Warspite’s deployment ended up being a remarkable record-breaking patrol of 112 days, eighty-eight of them submerged. At the time it was a fortnight longer than any other British submarine had achieved. When she returned to Faslane in mid-March 1983, Warspite sported model penguins on her outer casing (to signify the South Atlantic aspect of her patrol) and it was disclosed her food had almost run out. Her Commanding Officer revealed nearly twenty years later:
All we had left in our deep freeze was a trio of lonely herrings and a couple of lemons. We were eating tinned tomatoes and steak and kidney pudding.

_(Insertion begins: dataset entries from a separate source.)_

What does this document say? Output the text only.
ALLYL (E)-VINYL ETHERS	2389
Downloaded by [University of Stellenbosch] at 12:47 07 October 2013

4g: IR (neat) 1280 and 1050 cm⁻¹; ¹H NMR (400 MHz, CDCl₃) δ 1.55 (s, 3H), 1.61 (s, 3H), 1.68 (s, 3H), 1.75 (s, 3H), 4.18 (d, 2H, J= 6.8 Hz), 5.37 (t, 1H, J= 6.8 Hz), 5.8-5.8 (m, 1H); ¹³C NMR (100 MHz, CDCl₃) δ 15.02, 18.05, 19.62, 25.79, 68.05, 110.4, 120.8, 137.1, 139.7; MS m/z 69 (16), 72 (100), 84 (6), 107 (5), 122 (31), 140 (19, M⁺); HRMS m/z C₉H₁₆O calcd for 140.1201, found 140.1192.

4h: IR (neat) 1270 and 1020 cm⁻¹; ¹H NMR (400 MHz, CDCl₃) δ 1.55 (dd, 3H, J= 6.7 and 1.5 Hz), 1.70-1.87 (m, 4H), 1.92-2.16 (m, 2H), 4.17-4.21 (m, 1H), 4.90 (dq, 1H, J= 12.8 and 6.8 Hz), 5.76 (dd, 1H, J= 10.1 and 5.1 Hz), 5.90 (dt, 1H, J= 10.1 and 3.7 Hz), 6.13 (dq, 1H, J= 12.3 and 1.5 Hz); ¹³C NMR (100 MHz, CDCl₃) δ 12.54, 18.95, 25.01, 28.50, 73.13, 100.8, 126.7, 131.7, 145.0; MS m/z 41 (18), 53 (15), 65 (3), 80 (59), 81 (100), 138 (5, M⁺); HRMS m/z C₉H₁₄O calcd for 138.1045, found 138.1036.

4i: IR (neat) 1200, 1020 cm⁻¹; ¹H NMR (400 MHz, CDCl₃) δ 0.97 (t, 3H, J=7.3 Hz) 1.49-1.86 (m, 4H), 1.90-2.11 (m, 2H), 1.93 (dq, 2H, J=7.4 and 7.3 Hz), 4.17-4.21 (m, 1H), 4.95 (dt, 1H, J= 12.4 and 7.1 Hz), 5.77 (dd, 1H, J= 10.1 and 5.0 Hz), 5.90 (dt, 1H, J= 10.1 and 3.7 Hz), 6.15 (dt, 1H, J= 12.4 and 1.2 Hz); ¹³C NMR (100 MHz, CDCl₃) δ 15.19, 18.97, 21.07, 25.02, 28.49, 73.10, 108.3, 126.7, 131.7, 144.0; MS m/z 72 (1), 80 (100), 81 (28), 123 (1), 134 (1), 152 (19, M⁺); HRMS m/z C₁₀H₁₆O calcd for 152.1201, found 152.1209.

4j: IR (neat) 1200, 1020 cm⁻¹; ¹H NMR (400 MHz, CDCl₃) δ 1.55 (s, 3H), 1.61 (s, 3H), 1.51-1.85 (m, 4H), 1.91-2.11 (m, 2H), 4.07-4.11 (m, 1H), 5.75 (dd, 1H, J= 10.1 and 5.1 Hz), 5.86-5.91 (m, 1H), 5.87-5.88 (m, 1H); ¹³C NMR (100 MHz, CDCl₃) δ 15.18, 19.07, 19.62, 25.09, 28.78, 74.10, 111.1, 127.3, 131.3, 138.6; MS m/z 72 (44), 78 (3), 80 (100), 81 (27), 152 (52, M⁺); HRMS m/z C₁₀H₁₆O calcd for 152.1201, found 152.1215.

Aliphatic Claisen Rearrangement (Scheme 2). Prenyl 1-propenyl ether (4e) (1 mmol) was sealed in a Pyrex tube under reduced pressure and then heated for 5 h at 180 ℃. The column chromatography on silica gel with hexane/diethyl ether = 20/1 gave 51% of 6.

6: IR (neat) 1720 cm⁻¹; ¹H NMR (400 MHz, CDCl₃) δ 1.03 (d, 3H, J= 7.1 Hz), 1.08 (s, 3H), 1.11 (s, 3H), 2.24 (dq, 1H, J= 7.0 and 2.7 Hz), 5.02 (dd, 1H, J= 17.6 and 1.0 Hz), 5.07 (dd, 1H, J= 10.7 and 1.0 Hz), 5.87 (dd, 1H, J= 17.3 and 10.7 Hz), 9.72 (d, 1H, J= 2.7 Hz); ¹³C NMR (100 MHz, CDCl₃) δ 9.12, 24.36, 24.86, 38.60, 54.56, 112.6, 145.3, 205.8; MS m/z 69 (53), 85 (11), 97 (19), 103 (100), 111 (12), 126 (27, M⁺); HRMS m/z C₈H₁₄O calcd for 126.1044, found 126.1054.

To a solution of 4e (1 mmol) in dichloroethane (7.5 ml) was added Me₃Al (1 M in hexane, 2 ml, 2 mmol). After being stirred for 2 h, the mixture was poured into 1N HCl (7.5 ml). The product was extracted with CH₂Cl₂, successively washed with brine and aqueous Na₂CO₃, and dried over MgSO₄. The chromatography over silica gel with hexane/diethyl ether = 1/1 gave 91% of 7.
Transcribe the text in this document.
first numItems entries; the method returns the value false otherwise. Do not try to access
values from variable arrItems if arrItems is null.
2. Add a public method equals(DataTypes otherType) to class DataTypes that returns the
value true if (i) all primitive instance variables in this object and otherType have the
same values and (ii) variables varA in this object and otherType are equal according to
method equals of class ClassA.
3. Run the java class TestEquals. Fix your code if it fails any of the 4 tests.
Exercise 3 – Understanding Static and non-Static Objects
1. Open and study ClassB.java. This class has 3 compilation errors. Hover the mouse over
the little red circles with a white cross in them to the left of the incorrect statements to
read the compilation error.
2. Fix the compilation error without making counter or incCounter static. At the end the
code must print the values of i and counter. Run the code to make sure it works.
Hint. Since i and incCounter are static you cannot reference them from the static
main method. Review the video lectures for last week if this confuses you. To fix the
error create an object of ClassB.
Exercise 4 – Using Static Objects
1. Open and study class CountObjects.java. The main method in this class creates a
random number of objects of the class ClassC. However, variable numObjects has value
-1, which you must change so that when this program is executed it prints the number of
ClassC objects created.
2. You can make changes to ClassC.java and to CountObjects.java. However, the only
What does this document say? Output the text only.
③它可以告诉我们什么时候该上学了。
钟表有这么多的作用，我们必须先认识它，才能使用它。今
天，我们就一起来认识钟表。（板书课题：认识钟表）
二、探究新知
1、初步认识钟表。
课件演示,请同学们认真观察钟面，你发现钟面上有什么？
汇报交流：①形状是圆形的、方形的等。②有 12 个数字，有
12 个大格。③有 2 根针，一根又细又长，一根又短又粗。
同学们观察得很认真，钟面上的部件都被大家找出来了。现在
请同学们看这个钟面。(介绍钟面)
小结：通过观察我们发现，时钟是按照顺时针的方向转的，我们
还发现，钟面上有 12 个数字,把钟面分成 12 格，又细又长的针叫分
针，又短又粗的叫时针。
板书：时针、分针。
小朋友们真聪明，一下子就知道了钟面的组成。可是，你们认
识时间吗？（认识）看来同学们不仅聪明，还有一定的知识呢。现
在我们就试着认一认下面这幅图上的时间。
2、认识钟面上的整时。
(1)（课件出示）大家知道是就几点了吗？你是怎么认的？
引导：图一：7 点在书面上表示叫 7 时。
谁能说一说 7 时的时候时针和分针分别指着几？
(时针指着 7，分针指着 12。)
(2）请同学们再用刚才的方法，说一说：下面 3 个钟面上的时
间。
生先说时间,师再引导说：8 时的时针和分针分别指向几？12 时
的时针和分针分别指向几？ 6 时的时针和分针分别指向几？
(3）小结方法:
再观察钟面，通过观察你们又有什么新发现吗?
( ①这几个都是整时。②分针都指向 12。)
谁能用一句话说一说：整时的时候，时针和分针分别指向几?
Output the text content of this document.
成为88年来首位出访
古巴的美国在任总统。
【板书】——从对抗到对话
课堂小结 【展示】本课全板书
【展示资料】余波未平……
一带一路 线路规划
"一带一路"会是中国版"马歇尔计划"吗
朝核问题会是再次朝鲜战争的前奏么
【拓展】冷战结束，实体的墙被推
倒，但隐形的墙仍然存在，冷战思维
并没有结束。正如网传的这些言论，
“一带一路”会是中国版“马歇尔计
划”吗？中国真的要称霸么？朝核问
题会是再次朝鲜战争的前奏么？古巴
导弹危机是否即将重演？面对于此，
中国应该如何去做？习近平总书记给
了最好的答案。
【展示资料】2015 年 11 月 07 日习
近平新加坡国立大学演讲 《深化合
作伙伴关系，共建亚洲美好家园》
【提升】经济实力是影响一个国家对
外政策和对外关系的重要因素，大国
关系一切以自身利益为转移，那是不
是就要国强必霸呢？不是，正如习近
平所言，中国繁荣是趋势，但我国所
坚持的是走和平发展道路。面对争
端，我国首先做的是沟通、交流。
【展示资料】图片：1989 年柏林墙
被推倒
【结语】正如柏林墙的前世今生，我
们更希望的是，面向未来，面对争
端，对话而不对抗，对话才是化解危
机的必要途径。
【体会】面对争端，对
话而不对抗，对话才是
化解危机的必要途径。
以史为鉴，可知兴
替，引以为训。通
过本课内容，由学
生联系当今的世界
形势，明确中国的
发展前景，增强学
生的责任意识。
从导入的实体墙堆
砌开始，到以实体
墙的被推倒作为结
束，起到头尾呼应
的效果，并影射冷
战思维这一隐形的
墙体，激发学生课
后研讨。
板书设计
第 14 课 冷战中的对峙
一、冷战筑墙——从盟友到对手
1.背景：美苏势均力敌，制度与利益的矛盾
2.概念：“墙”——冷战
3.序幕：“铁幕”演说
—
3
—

Commander Cooke was late for his wedding by four days.
&
nbsp; Warspite’s cooks made the wedding cake and if we had stayed at sea any longer I believe we would have been forced to eat it.
The following year Warspite became a TV star when the BBC sent a camera crew aboard her as part of a series looking at the Royal Navy’s nuclear submarine force. During the time she had the BBC aboard Warspite took part in a large NATO exercise and, after some initial difficulty avoiding the attentions of Maritime Patrol Aircraft, managed to sneak right into the middle of a ‘convoy’. Television viewers saw the Warspite picking off the escorting warships first and then sinking the ‘merchant ships’ one-by-one. The submarine’s score for the exercise was a dozen warships, four fleet auxiliaries and thirteen merchant ships. However, Warspite was also ‘sunk’ twice.
Commander Cooke left the Warspite in 1984 but she was to soldier on without him for another seven years. For during the 1980s the Cold War continued unabated. Commander Cooke was promoted to Captain and found himself over-seeing Warspite’s frontline operations as the Commanding Officer of Faslane’s 3rd Submarine Squadron between 1986 and 1989.
Following the beginning of the Soviet Union’s fragmentation in 1990, it was clear the Cold War had ended in victory for the West. Yet, more than a decade on, the war beneath the waves which the eighth Warspite played an important role in winning is still shrouded in secrecy.